The injury break must have been frustrating…
I got to spend time with my family. In the last couple of years, I have played almost all matches. This [break] is helping me get more fitter and better for the  World Cup. My focus is on the World Cup and this time [away from the game] will help. When I go back on the field, I will be able to add that 10 more per cent to what I have right now. My ultimate goal is to win the World Cup.
How much will the experience of playing in UK help in 2019?
Of course it will help. We were there [in UK] for almost three months and it’s going to help us a lot because it’s important to get used to the conditions. It always makes a big difference if you have an idea of the conditions.
How crucial was claiming your maiden five-wicket haul in Test cricket at Trent Bridge?
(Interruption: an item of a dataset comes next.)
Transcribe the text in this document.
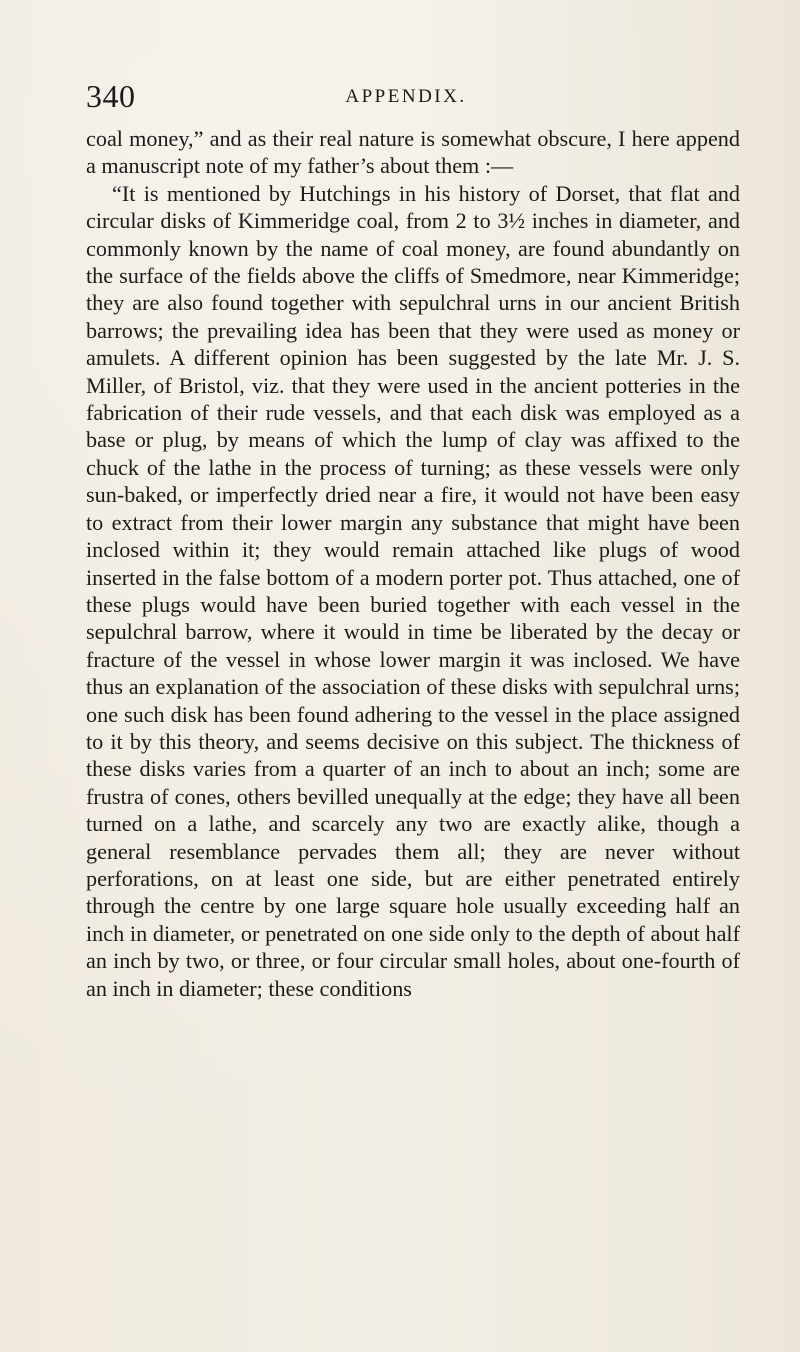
340	APPENDIX.

coal money,” and as their real nature is somewhat obscure, I here append a manuscript note of my father’s about them :—

“It is mentioned by Hutchings in his history of Dorset, that flat and circular disks of Kimmeridge coal, from 2 to 3½ inches in diameter, and commonly known by the name of coal money, are found abundantly on the surface of the fields above the cliffs of Smedmore, near Kimmeridge; they are also found together with sepulchral urns in our ancient British barrows; the prevailing idea has been that they were used as money or amulets. A different opinion has been suggested by the late Mr. J. S. Miller, of Bristol, viz. that they were used in the ancient potteries in the fabrication of their rude vessels, and that each disk was employed as a base or plug, by means of which the lump of clay was affixed to the chuck of the lathe in the process of turning; as these vessels were only sun-baked, or imperfectly dried near a fire, it would not have been easy to extract from their lower margin any substance that might have been inclosed within it; they would remain attached like plugs of wood inserted in the false bottom of a modern porter pot. Thus attached, one of these plugs would have been buried together with each vessel in the sepulchral barrow, where it would in time be liberated by the decay or fracture of the vessel in whose lower margin it was inclosed. We have thus an explanation of the association of these disks with sepulchral urns; one such disk has been found adhering to the vessel in the place assigned to it by this theory, and seems decisive on this subject. The thickness of these disks varies from a quarter of an inch to about an inch; some are frustra of cones, others bevilled unequally at the edge; they have all been turned on a lathe, and scarcely any two are exactly alike, though a general resemblance pervades them all; they are never without perforations, on at least one side, but are either penetrated entirely through the centre by one large square hole usually exceeding half an inch in diameter, or penetrated on one side only to the depth of about half an inch by two, or three, or four circular small holes, about one-fourth of an inch in diameter; these conditions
It definitely boosted my confidence. I wanted to do well and the conditions were tough. To be honest, when I took the fifer, I was surprised. We all worked hard but the result didn’t go our way [India lost the series 1-4]. I am improving with my bowling from series to series, and it all happened at the right time when I needed it the most. I am sure it [bowling performance] is going to help me when we play next [in England].
Critics often point out that you don’t have too many wickets [17 scalps in 11 Tests]…
The best part is that I didn’t know about this until you just told me [laughs]. If my team is happy with me, I’m not worried about what people say about me. As an individual, if I start worrying about what people say, then I’m not doing anything in my life. I don’t have time to think about it [what others say]. I’d rather focus on my game and look to improve. If my team wants more from me, I will work harder. If my team is happy with me, it doesn’t matter what people say. India has freedom of speech, right? They are allowed to talk and I respect that.
What are your plans for the forthcoming Australia tour?
Right now, I am just looking to get fit. That’s my priority. I want to be stronger than before. I want to come back as soon as possible, but I don’t know when I’ll be back.
You seem very keen on playing the World Cup next year…
My priority is to play the next World Cup. I just don’t want to play and give 100 per cent, I want to add 10-15 per cent more to my game. That’s something I’m working on. That’s my only focus right now. I want to make sure India win the World Cup. I want to improve on all my skills… batting, bowling and fielding. I can’t be 60 per cent bowling [well], 40 per cent batting [well]. I have to be equally good in all departments.
How do you deal with the pressure of being the only fast bowling all-rounder in the team?
Pressure gives you nice opportunities. Without pressure, I can’t do anything. I need pressure as it helps me.